I am obsessed with this book.

I remember the fanfared release of A Ghost in the Throat by Doireann Ní Ghríofa and remember the inception of its publisher, Tramp Press. But I didn’t really realize what the book was about…something about an epic Irish poem? A woman ghost? I assumed it was fiction. No, no, no…I was wrong.

Per an earlier post: The reason Matt spent 2.5 hours helping me decode my own manuscript is because while my professional life has often called for writing that must toe the line in a straightforward and patterned manner because, well, that’s what grant applications or newsletters entail, my personal writing often veers in a different direction. I like to play with form and language, I weave disparate elements together (as I sometimes do on a small scale here…i.e. posts that somehow also reference Kenny G or Crocs [?]). So it was beneficial for someone who knows my brain to help me untangle it with an eye toward this question: Does this make sense or am I bonkers? What also helps is looking for literary models as I refine and understand my goals.

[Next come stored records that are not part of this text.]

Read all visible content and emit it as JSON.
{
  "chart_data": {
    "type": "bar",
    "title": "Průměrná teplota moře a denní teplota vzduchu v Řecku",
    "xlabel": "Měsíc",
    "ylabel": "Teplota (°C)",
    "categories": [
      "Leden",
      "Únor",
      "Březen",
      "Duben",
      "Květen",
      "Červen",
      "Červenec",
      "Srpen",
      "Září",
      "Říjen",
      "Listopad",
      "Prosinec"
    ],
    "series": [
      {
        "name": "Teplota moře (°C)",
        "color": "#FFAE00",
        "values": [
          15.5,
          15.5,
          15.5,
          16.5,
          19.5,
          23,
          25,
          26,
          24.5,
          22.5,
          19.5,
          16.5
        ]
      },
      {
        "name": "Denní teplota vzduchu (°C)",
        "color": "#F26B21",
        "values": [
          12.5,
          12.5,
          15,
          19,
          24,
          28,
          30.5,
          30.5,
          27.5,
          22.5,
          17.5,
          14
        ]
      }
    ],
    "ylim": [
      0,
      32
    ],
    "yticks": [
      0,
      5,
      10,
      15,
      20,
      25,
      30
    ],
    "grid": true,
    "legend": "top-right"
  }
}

So I was reading A Ghost in the Throat around the same time as this editorial huddle and all I kept thinking was, “This! This! This!”

Ní Ghríofa is a poet. And the grounding force of this book is an 18th century poem by Eibhlín Dubh Ní Chonaill (“Eileen O’Connell” in English) that the author has been obsessed with since childhood — “Caoineadh Airt Uí Laoghaire,” a poem of lament. (Also considered the greatest poem written in Ireland and Britain in the 18th century). Does that sound dry and academic-y? I swear it’s not. Ní Ghríofa seamlessly weaves in her role as a mother and wife, her time as a medical student working on cadavers, a health scare, the eventual purchase of a home. The author says about her poetic obsession: “Perhaps I could honour Eibhlín Dubh’s life by building a truer image of her days, gathering every fact we hold to create a kaleidoscope, a spill of distinct moments, fractured but vivid.” So she does. Research is inserted poetically, conversationally. The threads are braided, snugly. Is A Ghost in the Throat its own epic poem? Maybe.

Obsession — and inspiration — activated.